Мне его совсем не было жалко. Змей он. Как-то зимой поймал меня во дворе дома З-б. Я сидел на доске объявлений и шпингалетом баловался. Я-то и не заметил, что сижу на доске объявлений, потому что она совсем утонула в здоровенном сугробе.

– Ты, мальчик, чей будешь? – сладко спросил он. – Это у тебя что?

– Затвор ружейный.

– Дай мне посмотреть.

Только я ему дал, он хвать меня за руку, сволок с доски и отвел в домоуправление, где тетя Шура-паспортистка работает, мама одной девчонки, Вальки Симутенко. Может быть, себе «В» наколоть? Или еще лучше – В.С. Ну, ладно. Составил на меня протокол и за матерью послал.

– Сынок

ваш? Да-а-а, не порадовал. У него, Зоя Никаноровна, нехорошие наклонности. Вот, отобрал у него, как вы думаете что? Вы думаете – это оконный шпингалет? А он думает, что это затвор от винтовки. Вот она наклонность, значит, к огнестрельному оружию. Так не долго и…

– Что не долго? – грозно спросила мама.

– Не, я так, – он прошелся по домоуправлению, заложив руки за спину.

– И потом – сидел на доске объявлений. Мог валенками разбить стекло. (Во врет, гад! Никакого там стекла не было.) Как вам это понравится? Я вас, конечно, уважаю, но вам надо обратить внимание на этого шкета. Иначе – поставим на учет.

Спасибо хоть мама при нем не стала, но только вышли за порог, как она мне врежет, я только как завою…

Ну, а чем-то дело кончилось, с пестолем? Жиганов принес им какую-то бумагу, они ее понюхали (шестерки посмеялись), потом читали вверх ногами, а потом подожгли и говорят:

– Хорошо горит.

– Я для вас – на все… только, прошу, подкиньте, как договаривались.

– Говоришь, окно в домоуправлении открыто будет?

– Открыто-открыто. Вот как истинный Бог, мухи не обижу.

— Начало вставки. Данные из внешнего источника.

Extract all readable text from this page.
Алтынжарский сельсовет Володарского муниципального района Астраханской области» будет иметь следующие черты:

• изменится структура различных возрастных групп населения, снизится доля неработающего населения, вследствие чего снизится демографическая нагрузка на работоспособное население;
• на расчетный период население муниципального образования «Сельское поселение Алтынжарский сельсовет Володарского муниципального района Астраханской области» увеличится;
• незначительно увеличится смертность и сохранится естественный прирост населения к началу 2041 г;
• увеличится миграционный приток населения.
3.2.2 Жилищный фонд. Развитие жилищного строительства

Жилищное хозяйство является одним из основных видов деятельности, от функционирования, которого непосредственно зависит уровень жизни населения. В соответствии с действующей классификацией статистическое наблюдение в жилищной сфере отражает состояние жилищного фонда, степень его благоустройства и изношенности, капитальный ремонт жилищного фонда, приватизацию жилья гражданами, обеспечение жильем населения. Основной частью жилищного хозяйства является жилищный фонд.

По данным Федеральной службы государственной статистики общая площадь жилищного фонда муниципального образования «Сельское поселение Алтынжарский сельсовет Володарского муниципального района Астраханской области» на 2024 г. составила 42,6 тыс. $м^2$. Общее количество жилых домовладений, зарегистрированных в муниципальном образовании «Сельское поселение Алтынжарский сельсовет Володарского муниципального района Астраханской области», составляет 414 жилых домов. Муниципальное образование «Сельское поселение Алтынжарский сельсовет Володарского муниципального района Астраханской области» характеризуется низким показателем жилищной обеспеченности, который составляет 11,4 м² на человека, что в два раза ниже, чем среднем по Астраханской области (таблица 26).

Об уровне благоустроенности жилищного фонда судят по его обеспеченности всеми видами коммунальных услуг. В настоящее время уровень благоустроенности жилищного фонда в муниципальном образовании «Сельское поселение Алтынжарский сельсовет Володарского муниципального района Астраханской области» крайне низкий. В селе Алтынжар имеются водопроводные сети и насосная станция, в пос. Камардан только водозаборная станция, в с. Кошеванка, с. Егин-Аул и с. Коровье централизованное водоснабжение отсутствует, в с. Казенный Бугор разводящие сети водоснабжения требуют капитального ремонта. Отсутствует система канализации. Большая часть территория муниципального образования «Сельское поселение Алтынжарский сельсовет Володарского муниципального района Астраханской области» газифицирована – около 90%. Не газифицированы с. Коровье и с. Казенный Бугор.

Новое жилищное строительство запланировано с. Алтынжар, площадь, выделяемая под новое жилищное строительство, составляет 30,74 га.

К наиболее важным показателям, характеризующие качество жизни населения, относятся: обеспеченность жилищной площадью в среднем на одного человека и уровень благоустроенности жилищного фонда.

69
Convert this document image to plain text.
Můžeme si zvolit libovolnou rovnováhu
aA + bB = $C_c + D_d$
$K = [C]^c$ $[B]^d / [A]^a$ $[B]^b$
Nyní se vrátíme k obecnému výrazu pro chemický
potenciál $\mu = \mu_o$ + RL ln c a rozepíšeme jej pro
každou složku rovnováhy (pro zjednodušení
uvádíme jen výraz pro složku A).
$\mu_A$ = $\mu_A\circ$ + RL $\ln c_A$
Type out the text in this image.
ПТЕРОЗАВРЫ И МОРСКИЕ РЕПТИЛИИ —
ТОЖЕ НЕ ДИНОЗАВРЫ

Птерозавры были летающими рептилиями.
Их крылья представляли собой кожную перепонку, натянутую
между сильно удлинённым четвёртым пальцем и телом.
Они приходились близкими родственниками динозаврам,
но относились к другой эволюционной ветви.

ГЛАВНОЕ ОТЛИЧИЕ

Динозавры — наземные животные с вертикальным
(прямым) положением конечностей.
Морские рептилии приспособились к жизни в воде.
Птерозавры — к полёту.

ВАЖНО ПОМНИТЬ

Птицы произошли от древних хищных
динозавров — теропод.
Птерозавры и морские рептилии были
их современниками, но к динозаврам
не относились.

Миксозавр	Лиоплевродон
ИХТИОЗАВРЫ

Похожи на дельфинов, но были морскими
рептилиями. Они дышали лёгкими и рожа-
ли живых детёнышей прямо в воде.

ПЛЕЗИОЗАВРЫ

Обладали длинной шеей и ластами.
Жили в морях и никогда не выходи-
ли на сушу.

– Перекрестись! – говорят ему.

– Ну, что вы, парни. Я же коммунист, – он оглянулся. Вдруг кто увидит? Будет похуже история, чем с пистолетом.

Они давяще молчали.

– Так что? Сделаете?

– Ты не коммунист, а козел, понял? Если тебе говорят: перекрестись, делай сразу, а не то будешь у нас креститься с утра до вечера.

Он еще раз оглянулся на все стороны, икнул и быстро-быстро перекрестился.

– Так бы и сразу, – сказали ему.

– Так что? – он полусклонился в просительной позе.

– Будем посмотреть, – ответили ему.

Мишка подошел ко мне и, как бы задыхаясь от своего уже в ту пору довольно подлого и какого-то жирного смеха, сказал мне:

– Видал, в какую Жиган замазку к блатным попал?

Пестоль все же подкинули. Говорят, первое, что он сделал – стал искать на газете номер квартиры, который обычно почтальон надписывает. Думал подловить простачков. Но это место на газете, как рассказывают, было вырвано…

В сумраке беседки кто-то неуверенно, но приятно щипал гитарку и напевал:

Я – не вор, я не грабил народ.

В жизни я никого не обидел.

Так за что же, за что же тогда

Столько горя и слез я увидел?..

Восьмое марта

Под вечер занесло нас с Аркашкой и Эриком во двор высотки.

Эрик был новичком в нашем шестом «Б» – достался нам по наследству от ушедших вперед семиклассников. Но – в это трудно поверить – этим ушедшим вперед когда-то, в свое время он тоже достался по наследству от… от… от пошагавших еще дальше. «Вот смелый парень, – думал я. – До какой же степени надо наплевать на все эти двойки и тройки, на грозные записи в дневнике с вызовом родителей к директору, на собственное самолюбие, наконец, – чтобы тебя посреди учебного года выдернули, как редиску из грядки, и перевели классом ниже»!

Мне это казалось смелым до дерзости. Может быть, он знал за собой какой-нибудь талант? Только такой гигантский талантище делает бессмысленным рутинный путь постепенного накопления знаний.

Эрик был первый и, надо сказать, последний третьегодник, которого я встретил в своей жизни. Совсем немного посидел он за нашими партами, партами шестого «Б», и близорукой судьбой, ничего не прозревающей дальше отметок в классном журнале, был выдернут и из наших рядов и переведен, или нет, был низринут, о, ужас! в пятый класс. Он, который уже должен был заканчивать восьмой!

Его шикарное заграничное имя было предметом моей зависти.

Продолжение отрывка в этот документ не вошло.